Parteitag wegen Überfüllung geschlossen
Dass die Partei auch Opfer ihres eigenen Erfolgs und basisdemokratischen Konzepts werden könnte, zeigte sich am Samstag deutlich. Wegen langer Schlangen vor dem Einlass verzögerte sich der Beginn des Parteitags zunächst um eine Stunde. Dann stellte sich heraus, dass wegen Überfüllung nicht alle angereisten Mitglieder in die für 1.500 Besucher zugelassene Stadthalle hinein konnten.
Hintergrund ist, dass die Parteispitze den Parteitag noch vor der Berlin-Wahl geplant hatte. Seitdem ist die Zahl der Mitglieder aber um mehr als die Hälfte auf fast 19.000 gestiegen.
Dennoch will die Partei an ihrem basisdemokratischen Prinzip festhalten und weiterhin alle ihre Mitglieder zu ihren Bundesparteitagen zulassen. "Wir müssen für das nächste Mal eine größere Halle suchen oder andere Konzepte wie dezentrale Parteitage ausarbeiten", sagte Nerz. Er erteilte einem Delegiertensystem, wie es in anderen Parteien üblich ist, eine Absage.
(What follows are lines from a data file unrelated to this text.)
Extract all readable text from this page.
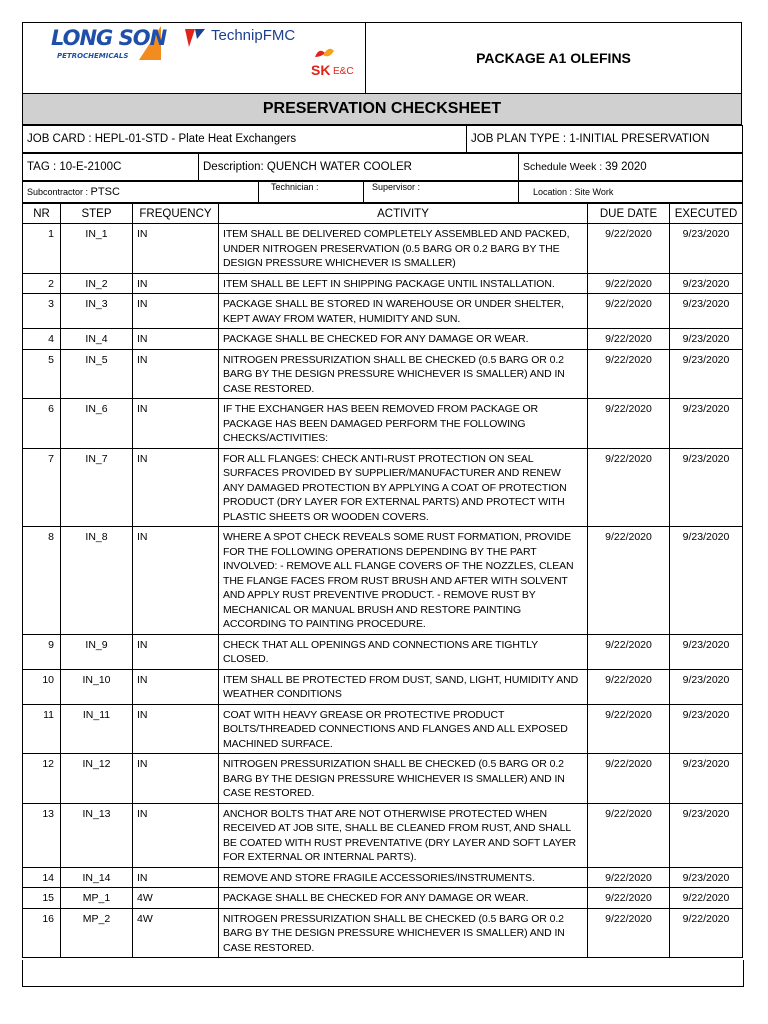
LONG SON
PETROCHEMICALS
TechnipFMC
SK E&C
PACKAGE A1 OLEFINS
PRESERVATION CHECKSHEET
JOB CARD : HEPL-01-STD - Plate Heat Exchangers	JOB PLAN TYPE : 1-INITIAL PRESERVATION
TAG : 10-E-2100C	Description: QUENCH WATER COOLER	Schedule Week : 39 2020
Subcontractor : PTSC	Technician :	Supervisor :	Location : Site Work
NR	STEP	FREQUENCY	ACTIVITY	DUE DATE	EXECUTED
1	IN_1	IN	ITEM SHALL BE DELIVERED COMPLETELY ASSEMBLED AND PACKED, UNDER NITROGEN PRESERVATION (0.5 BARG OR 0.2 BARG BY THE DESIGN PRESSURE WHICHEVER IS SMALLER)	9/22/2020	9/23/2020
2	IN_2	IN	ITEM SHALL BE LEFT IN SHIPPING PACKAGE UNTIL INSTALLATION.	9/22/2020	9/23/2020
3	IN_3	IN	PACKAGE SHALL BE STORED IN WAREHOUSE OR UNDER SHELTER, KEPT AWAY FROM WATER, HUMIDITY AND SUN.	9/22/2020	9/23/2020
4	IN_4	IN	PACKAGE SHALL BE CHECKED FOR ANY DAMAGE OR WEAR.	9/22/2020	9/23/2020
5	IN_5	IN	NITROGEN PRESSURIZATION SHALL BE CHECKED (0.5 BARG OR 0.2 BARG BY THE DESIGN PRESSURE WHICHEVER IS SMALLER) AND IN CASE RESTORED.	9/22/2020	9/23/2020
6	IN_6	IN	IF THE EXCHANGER HAS BEEN REMOVED FROM PACKAGE OR PACKAGE HAS BEEN DAMAGED PERFORM THE FOLLOWING CHECKS/ACTIVITIES:	9/22/2020	9/23/2020
7	IN_7	IN	FOR ALL FLANGES: CHECK ANTI-RUST PROTECTION ON SEAL SURFACES PROVIDED BY SUPPLIER/MANUFACTURER AND RENEW ANY DAMAGED PROTECTION BY APPLYING A COAT OF PROTECTION PRODUCT (DRY LAYER FOR EXTERNAL PARTS) AND PROTECT WITH PLASTIC SHEETS OR WOODEN COVERS.	9/22/2020	9/23/2020
8	IN_8	IN	WHERE A SPOT CHECK REVEALS SOME RUST FORMATION, PROVIDE FOR THE FOLLOWING OPERATIONS DEPENDING BY THE PART INVOLVED: - REMOVE ALL FLANGE COVERS OF THE NOZZLES, CLEAN THE FLANGE FACES FROM RUST BRUSH AND AFTER WITH SOLVENT AND APPLY RUST PREVENTIVE PRODUCT. - REMOVE RUST BY MECHANICAL OR MANUAL BRUSH AND RESTORE PAINTING ACCORDING TO PAINTING PROCEDURE.	9/22/2020	9/23/2020
9	IN_9	IN	CHECK THAT ALL OPENINGS AND CONNECTIONS ARE TIGHTLY CLOSED.	9/22/2020	9/23/2020
10	IN_10	IN	ITEM SHALL BE PROTECTED FROM DUST, SAND, LIGHT, HUMIDITY AND WEATHER CONDITIONS	9/22/2020	9/23/2020
11	IN_11	IN	COAT WITH HEAVY GREASE OR PROTECTIVE PRODUCT BOLTS/THREADED CONNECTIONS AND FLANGES AND ALL EXPOSED MACHINED SURFACE.	9/22/2020	9/23/2020
12	IN_12	IN	NITROGEN PRESSURIZATION SHALL BE CHECKED (0.5 BARG OR 0.2 BARG BY THE DESIGN PRESSURE WHICHEVER IS SMALLER) AND IN CASE RESTORED.	9/22/2020	9/23/2020
13	IN_13	IN	ANCHOR BOLTS THAT ARE NOT OTHERWISE PROTECTED WHEN RECEIVED AT JOB SITE, SHALL BE CLEANED FROM RUST, AND SHALL BE COATED WITH RUST PREVENTATIVE (DRY LAYER AND SOFT LAYER FOR EXTERNAL OR INTERNAL PARTS).	9/22/2020	9/23/2020
14	IN_14	IN	REMOVE AND STORE FRAGILE ACCESSORIES/INSTRUMENTS.	9/22/2020	9/23/2020
15	MP_1	4W	PACKAGE SHALL BE CHECKED FOR ANY DAMAGE OR WEAR.	9/22/2020	9/22/2020
16	MP_2	4W	NITROGEN PRESSURIZATION SHALL BE CHECKED (0.5 BARG OR 0.2 BARG BY THE DESIGN PRESSURE WHICHEVER IS SMALLER) AND IN CASE RESTORED.	9/22/2020	9/22/2020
Auch die Tatsache, dass der Beschluss zum bedingungslosen Grundeinkommen alles andere als konkret ist, entspricht dem neuen Politikstil der Piraten. "Wir fordern, dass die Bevölkerung entscheidet, nicht Politiker. Wir wollen auch nicht, dass wir entscheiden", sagte Antragsteller Johannes Ponader, ein 34 Jahre alter Theaterpädagoge, im dapd-Interview.
Nerz warnt vor Spaltung
Der Widerstand gegen den Beschluss war jedoch so groß, dass die Partei einige Mitglieder und Anhänger damit verprellen könnte. Er sei traurig über jedes Mitglied, das die Partei verlasse, sagte Nerz. Er könne jedoch nachvollziehen, wenn ein Mitglied eine inhaltliche Übereinstimmung mit der Partei durch einen solchen Beschluss nicht mehr gegeben sehe.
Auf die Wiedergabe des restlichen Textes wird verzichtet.